Pałki i gaz łzawiący przeciwko strażakom. Protestowali przeciwko coraz gorszym warunkom pracy

redakcja naTemat
Francuska policja starła się w Paryżu we wtorek 28 stycznia ze strażakami protestującymi przeciwko warunkom ich pracy.
protest strażaków w Paryżu tłumiony przez policję reuters
Tysiące strażaków wzięło udział w proteście w stolicy Francji, prosząc o zwiększenie premii za ryzyko, która nie zmieniła się ok. 30 lat. Policja wystrzeliła gaz łzawiący i biła protestujących pałkami.

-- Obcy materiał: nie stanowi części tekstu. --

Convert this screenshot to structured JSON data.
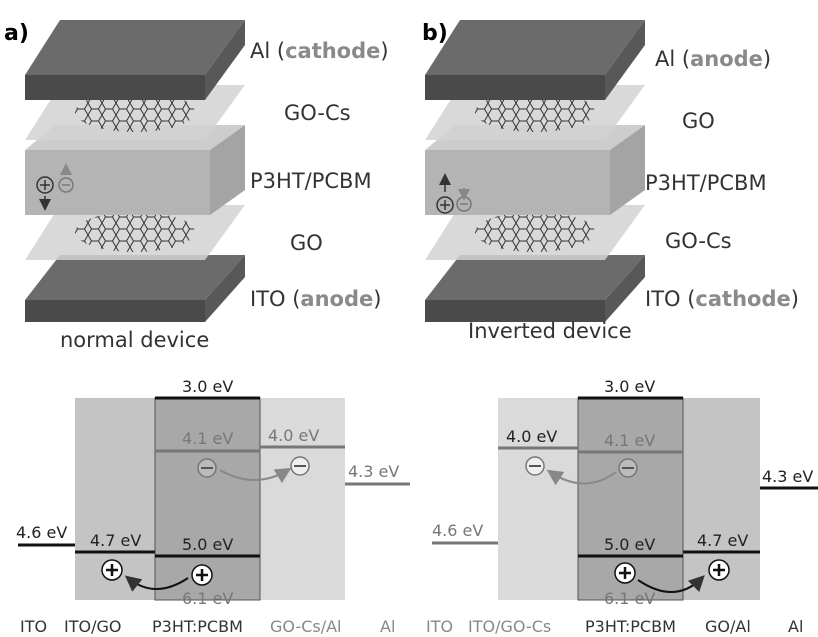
{
  "panel_a": {
    "label": "a)",
    "caption": "normal device",
    "layers": [
      {
        "text": "Al (",
        "highlight": "cathode",
        "suffix": ")"
      },
      {
        "text": "GO-Cs"
      },
      {
        "text": "P3HT/PCBM"
      },
      {
        "text": "GO"
      },
      {
        "text": "ITO (",
        "highlight": "anode",
        "suffix": ")"
      }
    ]
  },
  "panel_b": {
    "label": "b)",
    "caption": "Inverted device",
    "layers": [
      {
        "text": "Al (",
        "highlight": "anode",
        "suffix": ")"
      },
      {
        "text": "GO"
      },
      {
        "text": "P3HT/PCBM"
      },
      {
        "text": "GO-Cs"
      },
      {
        "text": "ITO (",
        "highlight": "cathode",
        "suffix": ")"
      }
    ]
  },
  "diagram_a": {
    "levels": [
      "3.0 eV",
      "4.1 eV",
      "4.0 eV",
      "4.3 eV",
      "4.6 eV",
      "4.7 eV",
      "5.0 eV",
      "6.1 eV"
    ],
    "regions": [
      "ITO",
      "ITO/GO",
      "P3HT:PCBM",
      "GO-Cs/Al",
      "Al"
    ]
  },
  "diagram_b": {
    "levels": [
      "3.0 eV",
      "4.0 eV",
      "4.1 eV",
      "4.3 eV",
      "4.6 eV",
      "5.0 eV",
      "4.7 eV",
      "6.1 eV"
    ],
    "regions": [
      "ITO",
      "ITO/GO-Cs",
      "P3HT:PCBM",
      "GO/Al",
      "Al"
    ]
  }
}
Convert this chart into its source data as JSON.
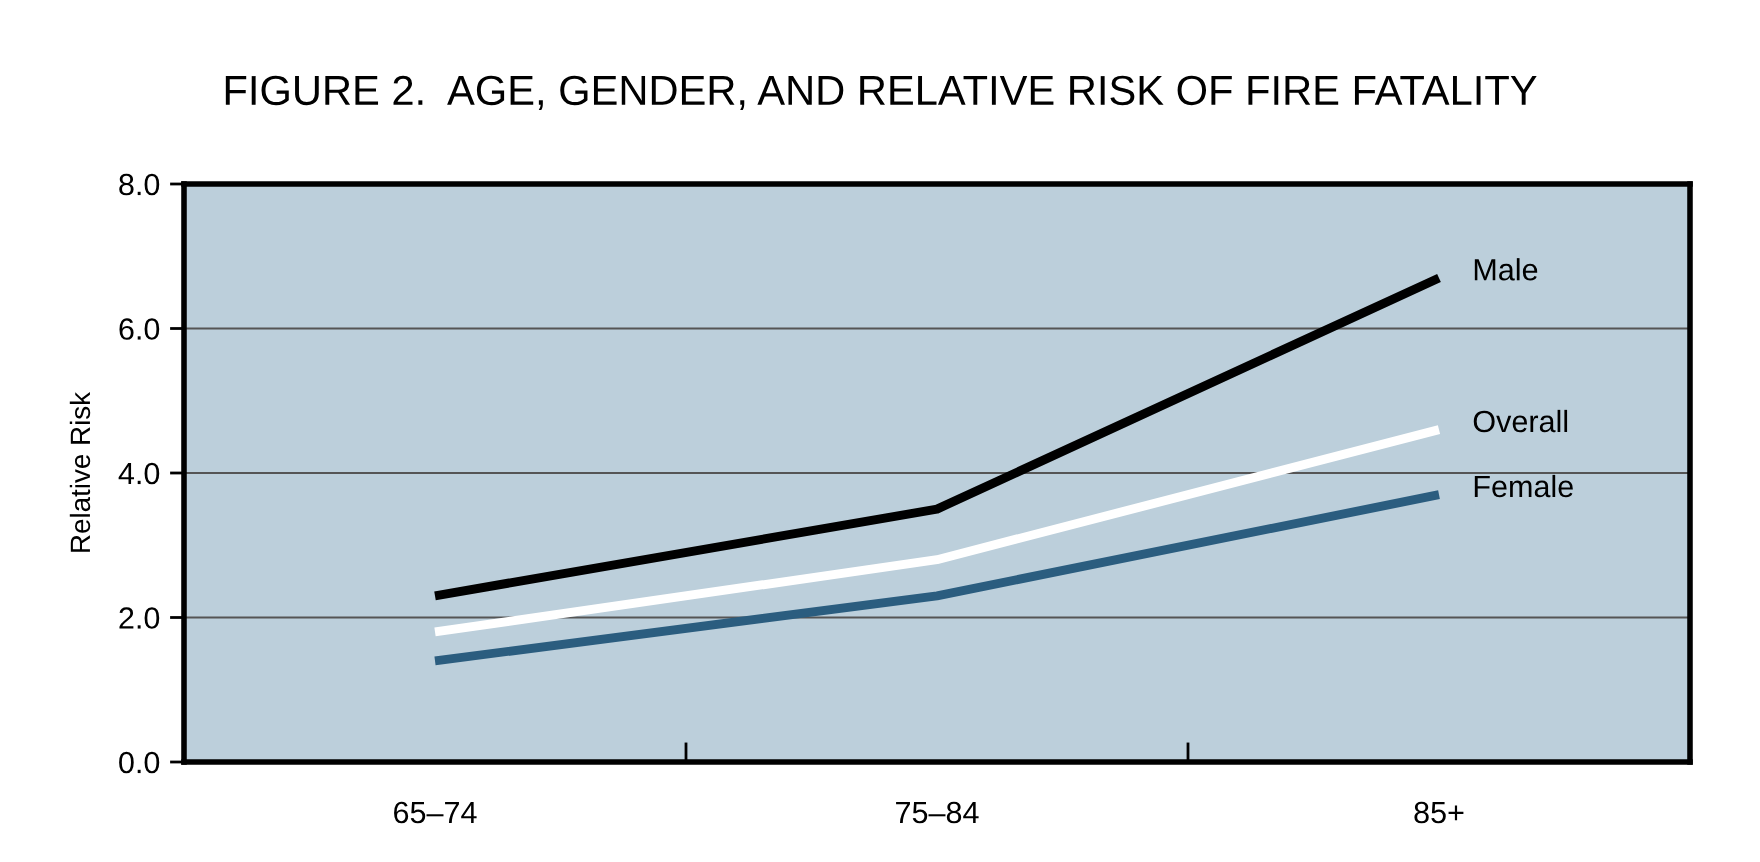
{
  "chart_data": {
    "type": "line",
    "title": "FIGURE 2.  AGE, GENDER, AND RELATIVE RISK OF FIRE FATALITY",
    "ylabel": "Relative Risk",
    "categories": [
      "65–74",
      "75–84",
      "85+"
    ],
    "series": [
      {
        "name": "Male",
        "color": "#000000",
        "values": [
          2.3,
          3.5,
          6.7
        ]
      },
      {
        "name": "Overall",
        "color": "#ffffff",
        "values": [
          1.8,
          2.8,
          4.6
        ]
      },
      {
        "name": "Female",
        "color": "#2b5d7f",
        "values": [
          1.4,
          2.3,
          3.7
        ]
      }
    ],
    "ylim": [
      0,
      8
    ],
    "yticks": [
      {
        "value": 0,
        "label": "0.0"
      },
      {
        "value": 2,
        "label": "2.0"
      },
      {
        "value": 4,
        "label": "4.0"
      },
      {
        "value": 6,
        "label": "6.0"
      },
      {
        "value": 8,
        "label": "8.0"
      }
    ],
    "grid": "y",
    "legend": false,
    "marker": "none",
    "line_style": "solid"
  }
}
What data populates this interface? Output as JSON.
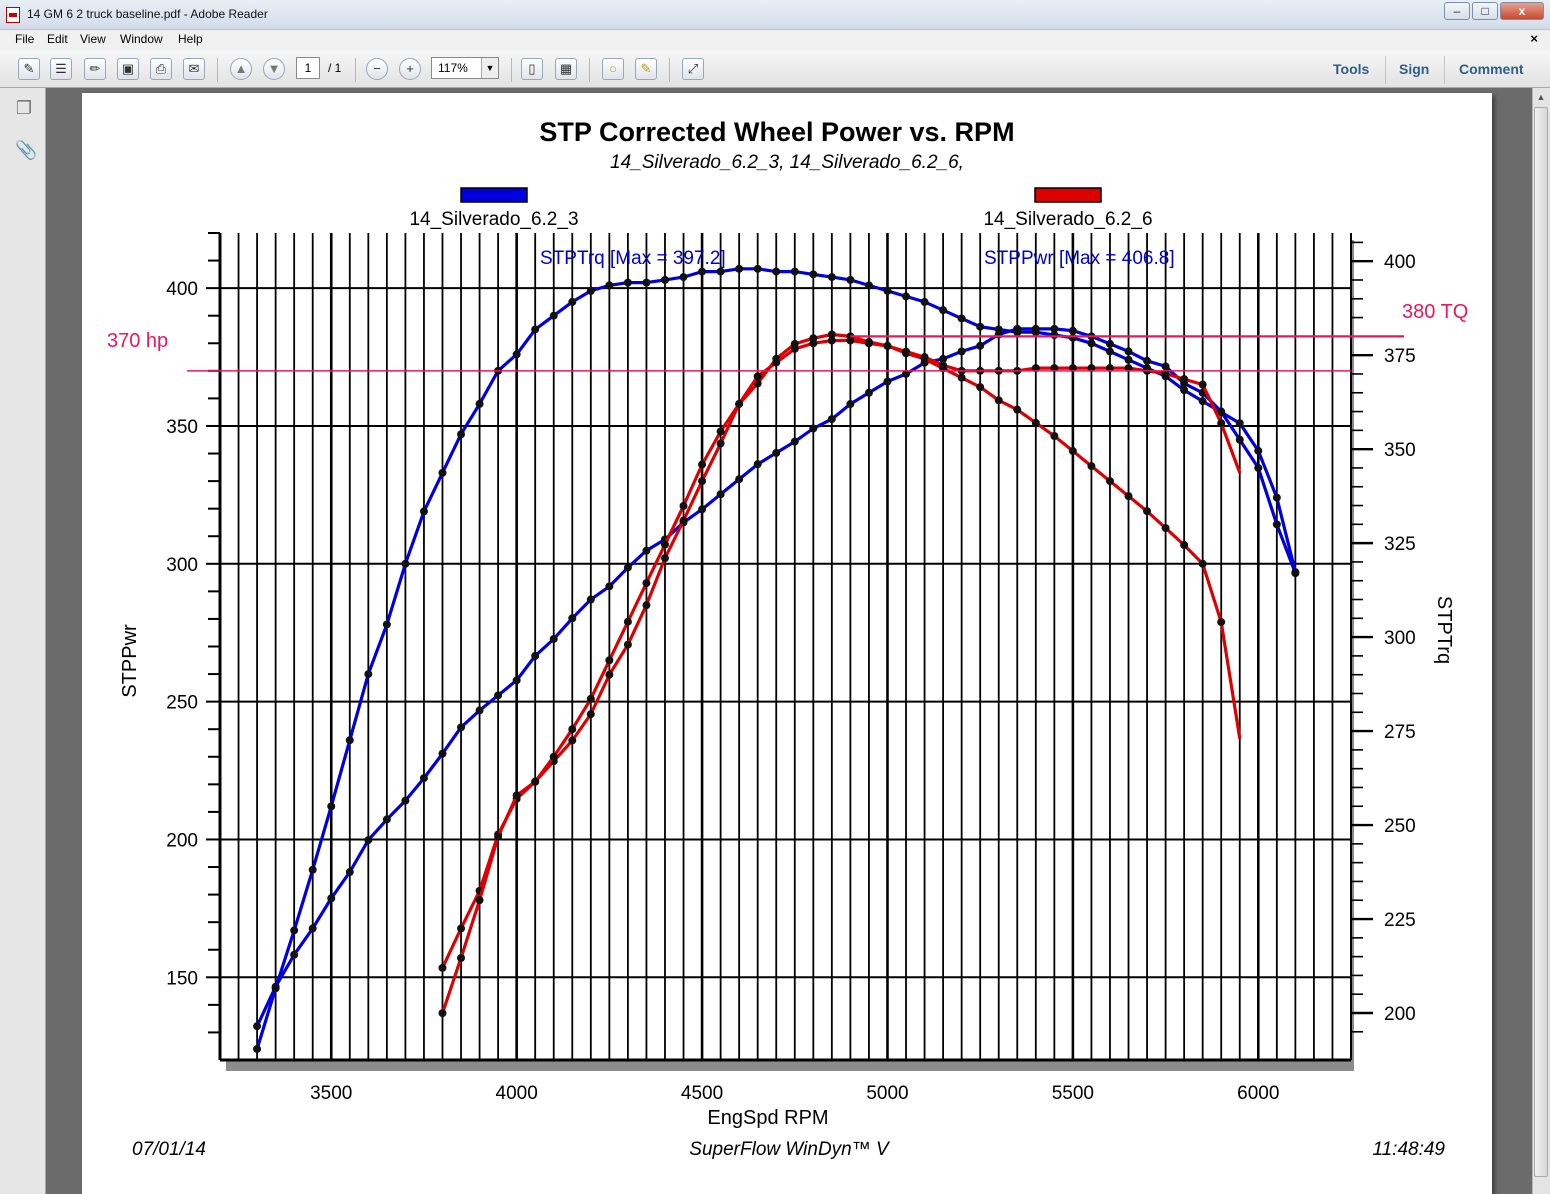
{
  "window": {
    "title": "14 GM 6 2 truck baseline.pdf - Adobe Reader",
    "min_label": "–",
    "max_label": "□",
    "close_label": "x"
  },
  "menu": {
    "items": [
      "File",
      "Edit",
      "View",
      "Window",
      "Help"
    ],
    "doc_close": "×"
  },
  "toolbar": {
    "page_current": "1",
    "page_total": "/ 1",
    "zoom": "117%",
    "links": [
      "Tools",
      "Sign",
      "Comment"
    ]
  },
  "icons": [
    "create-pdf-icon",
    "print-icon",
    "save-icon",
    "email-icon",
    "prev-page-icon",
    "next-page-icon",
    "zoom-out-icon",
    "zoom-in-icon",
    "fit-page-icon",
    "comment-icon",
    "highlight-icon",
    "fullscreen-icon",
    "pages-panel-icon",
    "attachments-icon"
  ],
  "colors": {
    "series_blue": "#0000dd",
    "series_red": "#dd0000",
    "annotation": "#e8185a",
    "marker": "#111111"
  },
  "chart_data": {
    "type": "line",
    "title": "STP Corrected Wheel Power vs. RPM",
    "subtitle": "14_Silverado_6.2_3, 14_Silverado_6.2_6,",
    "xlabel": "EngSpd RPM",
    "ylabel_left": "STPPwr",
    "ylabel_right": "STPTrq",
    "xlim": [
      3200,
      6250
    ],
    "ylim_left": [
      120,
      420
    ],
    "ylim_right": [
      187.5,
      407.5
    ],
    "x_ticks": [
      3500,
      4000,
      4500,
      5000,
      5500,
      6000
    ],
    "y_ticks_left": [
      150,
      200,
      250,
      300,
      350,
      400
    ],
    "y_ticks_right": [
      200,
      225,
      250,
      275,
      300,
      325,
      350,
      375,
      400
    ],
    "legend": [
      {
        "name": "14_Silverado_6.2_3",
        "color": "#0000dd"
      },
      {
        "name": "14_Silverado_6.2_6",
        "color": "#dd0000"
      }
    ],
    "annotations": {
      "trq_max": "STPTrq [Max = 397.2]",
      "pwr_max": "STPPwr [Max = 406.8]",
      "hp_line_label": "370 hp",
      "tq_line_label": "380 TQ",
      "hp_line_value": 370,
      "tq_line_value": 380
    },
    "series": [
      {
        "name": "14_Silverado_6.2_3",
        "quantity": "STPTrq",
        "axis": "right",
        "color": "#0000dd",
        "x": [
          3300,
          3350,
          3400,
          3450,
          3500,
          3550,
          3600,
          3650,
          3700,
          3750,
          3800,
          3850,
          3900,
          3950,
          4000,
          4050,
          4100,
          4150,
          4200,
          4250,
          4300,
          4350,
          4400,
          4450,
          4500,
          4550,
          4600,
          4650,
          4700,
          4750,
          4800,
          4850,
          4900,
          4950,
          5000,
          5050,
          5100,
          5150,
          5200,
          5250,
          5300,
          5350,
          5400,
          5450,
          5500,
          5550,
          5600,
          5650,
          5700,
          5750,
          5800,
          5850,
          5900,
          5950,
          6000,
          6050,
          6100
        ],
        "y": [
          196.5,
          207,
          215.5,
          222.5,
          230.5,
          237.5,
          246,
          251.5,
          256.5,
          262.5,
          269,
          276,
          280.5,
          284.5,
          288.5,
          295,
          299.5,
          305,
          310,
          313.5,
          318.5,
          323,
          326,
          330.5,
          334,
          338,
          342,
          346,
          349,
          352,
          355.5,
          358,
          362,
          365,
          368,
          370,
          373,
          374,
          376,
          377.5,
          380.5,
          382,
          382,
          382,
          381.5,
          380,
          378,
          376,
          373.5,
          372,
          367.5,
          365,
          360,
          352.5,
          345,
          330,
          317
        ]
      },
      {
        "name": "14_Silverado_6.2_3",
        "quantity": "STPPwr",
        "axis": "left",
        "color": "#0000dd",
        "x": [
          3300,
          3350,
          3400,
          3450,
          3500,
          3550,
          3600,
          3650,
          3700,
          3750,
          3800,
          3850,
          3900,
          3950,
          4000,
          4050,
          4100,
          4150,
          4200,
          4250,
          4300,
          4350,
          4400,
          4450,
          4500,
          4550,
          4600,
          4650,
          4700,
          4750,
          4800,
          4850,
          4900,
          4950,
          5000,
          5050,
          5100,
          5150,
          5200,
          5250,
          5300,
          5350,
          5400,
          5450,
          5500,
          5550,
          5600,
          5650,
          5700,
          5750,
          5800,
          5850,
          5900,
          5950,
          6000,
          6050,
          6100
        ],
        "y": [
          124,
          146,
          167,
          189,
          212,
          236,
          260,
          278,
          300,
          319,
          333,
          347,
          358,
          370,
          376,
          385,
          390,
          395,
          399,
          401,
          402,
          402,
          403,
          404,
          406,
          406,
          407,
          407,
          406,
          406,
          405,
          404,
          403,
          401,
          399,
          397,
          395,
          392,
          389,
          386,
          385,
          384,
          384,
          383,
          382,
          380,
          377,
          374,
          371,
          368,
          363,
          359,
          355,
          351,
          341,
          324,
          297
        ]
      },
      {
        "name": "14_Silverado_6.2_6",
        "quantity": "STPTrq",
        "axis": "right",
        "color": "#dd0000",
        "x": [
          3800,
          3850,
          3900,
          3950,
          4000,
          4050,
          4100,
          4150,
          4200,
          4250,
          4300,
          4350,
          4400,
          4450,
          4500,
          4550,
          4600,
          4650,
          4700,
          4750,
          4800,
          4850,
          4900,
          4950,
          5000,
          5050,
          5100,
          5150,
          5200,
          5250,
          5300,
          5350,
          5400,
          5450,
          5500,
          5550,
          5600,
          5650,
          5700,
          5750,
          5800,
          5850,
          5900,
          5950
        ],
        "y": [
          212,
          222.5,
          232.5,
          247.5,
          257,
          261.5,
          267,
          272.5,
          279.5,
          290,
          298,
          308.5,
          321,
          331,
          341.5,
          351.5,
          362,
          367.5,
          374,
          378,
          379.5,
          380.5,
          380,
          378.5,
          377.5,
          375.5,
          374,
          371.5,
          369,
          366.5,
          363,
          360.5,
          357,
          353.5,
          349.5,
          345.5,
          341.5,
          337.5,
          333.5,
          329,
          324.5,
          319.5,
          304,
          273
        ]
      },
      {
        "name": "14_Silverado_6.2_6",
        "quantity": "STPPwr",
        "axis": "left",
        "color": "#dd0000",
        "x": [
          3800,
          3850,
          3900,
          3950,
          4000,
          4050,
          4100,
          4150,
          4200,
          4250,
          4300,
          4350,
          4400,
          4450,
          4500,
          4550,
          4600,
          4650,
          4700,
          4750,
          4800,
          4850,
          4900,
          4950,
          5000,
          5050,
          5100,
          5150,
          5200,
          5250,
          5300,
          5350,
          5400,
          5450,
          5500,
          5550,
          5600,
          5650,
          5700,
          5750,
          5800,
          5850,
          5900,
          5950
        ],
        "y": [
          137,
          157,
          178,
          201,
          216,
          221,
          230,
          240,
          251,
          265,
          279,
          293,
          307,
          321,
          336,
          348,
          358,
          368,
          373,
          378,
          380,
          381,
          381,
          380,
          379,
          377,
          375,
          372,
          370,
          370,
          370,
          370,
          371,
          371,
          371,
          371,
          371,
          371,
          370,
          369,
          367,
          365,
          351,
          333
        ]
      }
    ],
    "footer": {
      "date": "07/01/14",
      "center": "SuperFlow WinDyn™ V",
      "time": "11:48:49"
    },
    "grid": true,
    "legend_placement": "top"
  }
}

W październiku 2019 roku strażacy protestowali również w Paryżu, domagając się lepszej płacy, gwarancji świadczeń emerytalnych i większego poszanowania ich zawodu.

- Chcemy, aby nasz zawód został doceniony i by zauważono nasze warunki pracy, które ewoluowały przez kilka lat. Naszym głównym żądaniem jest zwiększenie premii za zagrożenie, która wynosi 19 proc. i nie wzrosła od 1986 roku. Chcemy wzrostu o 9 punktów, do 28 proc., ponieważ liczba naszych interwencji wzrosła. We Francji strażacy mają ponad milion interwencji — powiedział strażak Yves Auberix. Kolejny rozmówca zauważył, że praca strażaków stała się bardziej niebezpieczna. Coraz częściej podczas interwencji mają do czynienia z agresywnymi osobami uzbrojonymi w noże i inną broń.

Od grudnia we Francji obserwowane są powszechne niepokoje pracowników. Związki zawodowe mobilizują się przeciwko planom prezydenta Emmanuela Macrona dotyczącym reformy systemu emerytalnego.